Después del final, Theodora pensó que la vida le exigiría aprender a existir en la calma.
Y tenía razón.
La quietud no era fácil cuando uno había vivido entre enigmas, traiciones, conspiraciones reales y puertas que susurraban desde dimensiones ocultas. Para ella, el silencio no era paz, sino un nuevo lenguaje.
Pero Luzian, con su presencia suave y constante, le enseñó a escucharlo.
Se mudaron a una ciudad al borde de los acantilados del sur, donde el mar parecía hablar en código morse contra las rocas. Allí, entre viento salado y cielos nublados, encontraron su propio refugio.
Theodora abrió una pequeña galería en el centro del pueblo. Su arte, aunque más abstracto, seguía hablando de cosas que no podían decirse con palabras: fragmentos del otro lado, trazos con formas de llaves, rostros que no todos reconocían. Algunos clientes decían que sus cuadros parecían mirarlos de vuelta.
Luzian, en cambio, se convirtió en sanador. No un sanador cualquiera: combinaba métodos antiguos con lo aprendido en Elysianek. La gente del pueblo no sabía que Luzian había sobrevivido a cosas que ni en leyendas se contaban… pero confiaban en él como si lo supieran de alguna forma.
Compartían una casa de piedra, con ventanas grandes y cortinas que Theodora insistía en dejar abiertas incluso en los días fríos.
Cada mañana tomaban café en silencio.
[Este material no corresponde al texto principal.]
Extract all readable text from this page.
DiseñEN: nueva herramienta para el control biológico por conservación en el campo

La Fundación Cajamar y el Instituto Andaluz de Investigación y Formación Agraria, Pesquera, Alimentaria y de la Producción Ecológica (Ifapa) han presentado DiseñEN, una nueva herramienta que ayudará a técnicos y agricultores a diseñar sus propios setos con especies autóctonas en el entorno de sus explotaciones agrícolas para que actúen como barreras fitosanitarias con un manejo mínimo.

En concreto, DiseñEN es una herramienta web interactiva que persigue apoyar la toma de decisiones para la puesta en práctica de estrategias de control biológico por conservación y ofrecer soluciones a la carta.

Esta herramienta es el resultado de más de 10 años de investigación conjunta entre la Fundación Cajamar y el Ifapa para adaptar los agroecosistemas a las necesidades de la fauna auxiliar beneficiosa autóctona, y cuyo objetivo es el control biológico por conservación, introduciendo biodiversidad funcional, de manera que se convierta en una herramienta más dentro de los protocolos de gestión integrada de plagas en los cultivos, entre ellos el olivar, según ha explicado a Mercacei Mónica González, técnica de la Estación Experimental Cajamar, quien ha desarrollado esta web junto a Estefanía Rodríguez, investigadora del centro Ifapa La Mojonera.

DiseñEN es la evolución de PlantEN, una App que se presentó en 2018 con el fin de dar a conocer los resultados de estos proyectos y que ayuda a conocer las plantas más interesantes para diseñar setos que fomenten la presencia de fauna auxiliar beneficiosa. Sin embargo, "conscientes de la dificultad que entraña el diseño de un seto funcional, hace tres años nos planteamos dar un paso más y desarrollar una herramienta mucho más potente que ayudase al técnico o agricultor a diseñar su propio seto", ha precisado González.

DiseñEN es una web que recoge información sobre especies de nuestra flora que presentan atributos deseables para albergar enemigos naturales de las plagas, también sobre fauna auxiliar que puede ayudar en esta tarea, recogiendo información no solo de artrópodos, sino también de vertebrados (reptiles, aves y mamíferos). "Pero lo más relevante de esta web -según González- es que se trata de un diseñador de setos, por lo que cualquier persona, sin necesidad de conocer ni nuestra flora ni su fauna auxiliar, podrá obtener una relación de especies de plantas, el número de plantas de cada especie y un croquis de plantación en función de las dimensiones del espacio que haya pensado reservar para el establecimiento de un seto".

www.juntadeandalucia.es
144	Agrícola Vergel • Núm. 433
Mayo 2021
No porque no tuvieran nada que decir, sino porque ya se lo habían dicho todo en medio del caos. Ahora, cada mirada era una promesa renovada.
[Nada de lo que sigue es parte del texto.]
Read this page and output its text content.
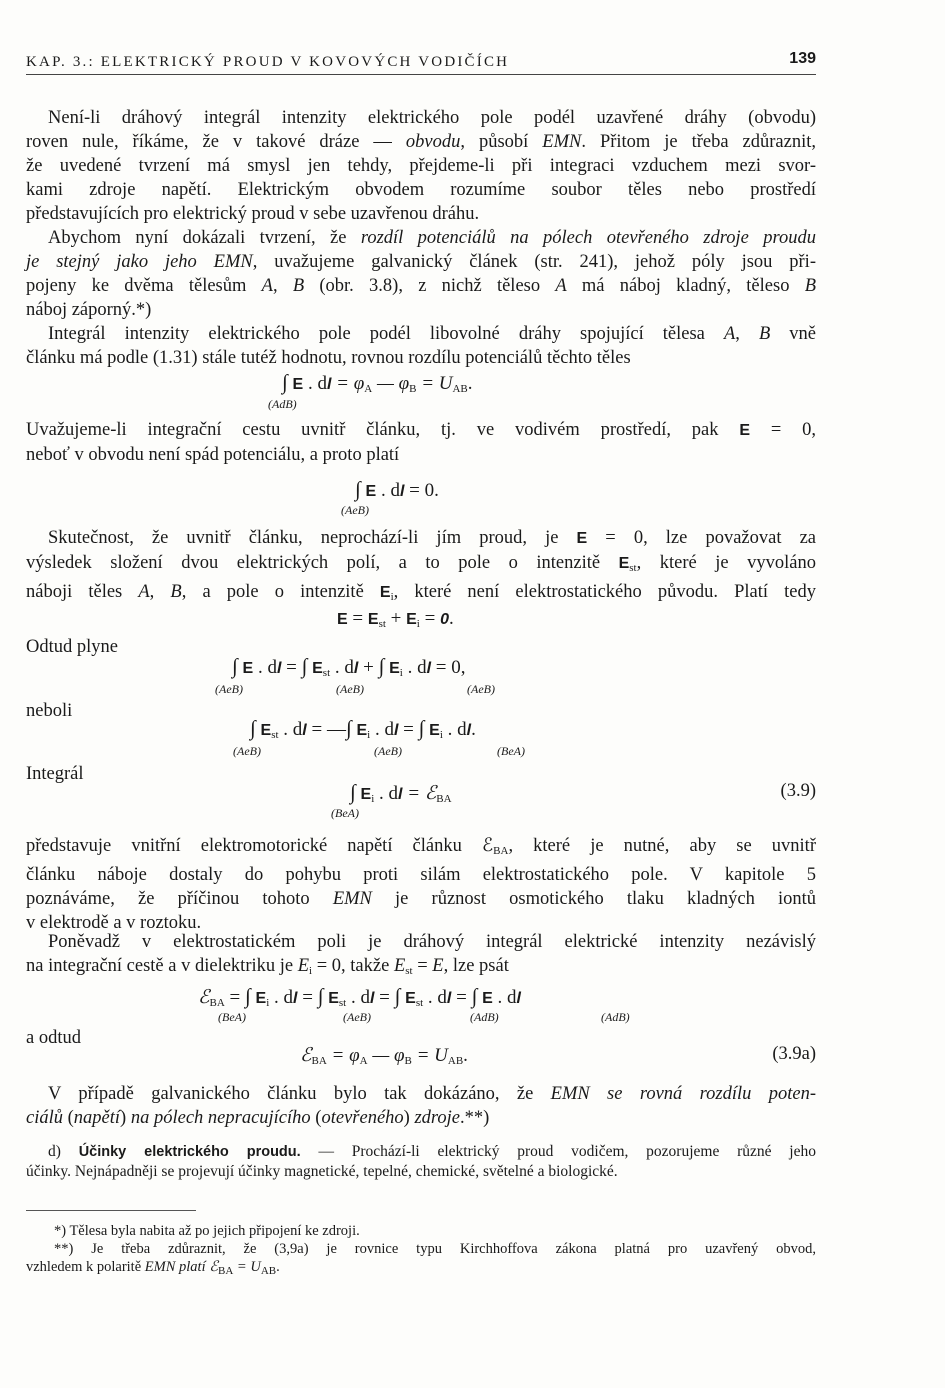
KAP. 3.: ELEKTRICKÝ PROUD V KOVOVÝCH VODIČÍCH	139
Není-li dráhový integrál intenzity elektrického pole podél uzavřené dráhy (obvodu)
roven nule, říkáme, že v takové dráze — obvodu, působí EMN. Přitom je třeba zdůraznit,
že uvedené tvrzení má smysl jen tehdy, přejdeme-li při integraci vzduchem mezi svor-
kami zdroje napětí. Elektrickým obvodem rozumíme soubor těles nebo prostředí
představujících pro elektrický proud v sebe uzavřenou dráhu.
Abychom nyní dokázali tvrzení, že rozdíl potenciálů na pólech otevřeného zdroje proudu
je stejný jako jeho EMN, uvažujeme galvanický článek (str. 241), jehož póly jsou při-
pojeny ke dvěma tělesům A, B (obr. 3.8), z nichž těleso A má náboj kladný, těleso B
náboj záporný.*)
Integrál intenzity elektrického pole podél libovolné dráhy spojující tělesa A, B vně
článku má podle (1.31) stále tutéž hodnotu, rovnou rozdílu potenciálů těchto těles
∫ E . dl = $\varphi_A$ — $\varphi_B = U_{AB}$.
(AdB)
Uvažujeme-li integrační cestu uvnitř článku, tj. ve vodivém prostředí, pak E = 0,
neboť v obvodu není spád potenciálu, a proto platí
∫ E . dl = 0.
(AeB)
Skutečnost, že uvnitř článku, neprochází-li jím proud, je E = 0, lze považovat za
výsledek složení dvou elektrických polí, a to pole o intenzitě $E_{st}$, které je vyvoláno
náboji těles A, B, a pole o intenzitě $E_i$, které není elektrostatického původu. Platí tedy
$E = E_{st} + E_i = 0$.
Odtud plyne
∫ E . dl = ∫ $E_{st}$ . dl + ∫ $E_i$ . dl = 0,
(AeB)	(AeB)	(AeB)
neboli
∫ $E_{st}$ . dl = —∫ $E_i$ . dl = ∫ $E_i$ . dl.
(AeB)	(AeB)	(BeA)
Integrál
∫ $E_i$ . dl = ℰ$_{BA}$
(BeA)
(3.9)
představuje vnitřní elektromotorické napětí článku ℰ$_{BA}$, které je nutné, aby se uvnitř
článku náboje dostaly do pohybu proti silám elektrostatického pole. V kapitole 5
poznáváme, že příčinou tohoto EMN je různost osmotického tlaku kladných iontů
v elektrodě a v roztoku.
Poněvadž v elektrostatickém poli je dráhový integrál elektrické intenzity nezávislý
na integrační cestě a v dielektriku je $E_i = 0$, takže $E_{st} = E$, lze psát
ℰ$_{BA}$ = ∫ $E_i$ . dl = ∫ $E_{st}$ . dl = ∫ $E_{st}$ . dl = ∫ E . dl
(BeA)	(AeB)	(AdB)	(AdB)
a odtud
ℰ$_{BA}$ = $\varphi_A$ — $\varphi_B = U_{AB}$.	(3.9a)
V případě galvanického článku bylo tak dokázáno, že EMN se rovná rozdílu poten-
ciálů (napětí) na pólech nepracujícího (otevřeného) zdroje.**)
d) Účinky elektrického proudu. — Prochází-li elektrický proud vodičem, pozorujeme různé jeho
účinky. Nejnápadněji se projevují účinky magnetické, tepelné, chemické, světelné a biologické.
*) Tělesa byla nabita až po jejich připojení ke zdroji.
**) Je třeba zdůraznit, že (3,9a) je rovnice typu Kirchhoffova zákona platná pro uzavřený obvod,
vzhledem k polaritě EMN platí ℰ$_{BA}$ = $U_{AB}$.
Una tarde, mientras arreglaban el viejo reloj de péndulo que Luzian se había empeñado en restaurar, Theodora dijo:
—¿Sabes? Creo que solo después de sobrevivir a todo aquello pude entender lo que era amar de verdad.
Luzian, cubierto de polvo y sonriendo, solo respondió:
—Y yo entendí lo que era quedarse.
No hablaban mucho del pasado. Pero a veces, en la noche, mientras las olas golpeaban allá abajo, Theodora sacaba una vieja caja.
Dentro, un solo objeto: un fragmento de cristal oscuro. El recuerdo de una sala perdida, de decisiones que habían cambiado el curso de la historia.
Theodora lo observaba en silencio y luego lo volvía a guardar.
—Nunca dejamos de ser parte de algo mayor —susurraba ella.
—Pero al menos ahora sabemos quiénes somos —respondía Luzian.
Y volvían al presente, donde la única conspiración era decidir si cocinar o pedir comida.
Donde el amor no era una batalla, sino una forma de volver a casa.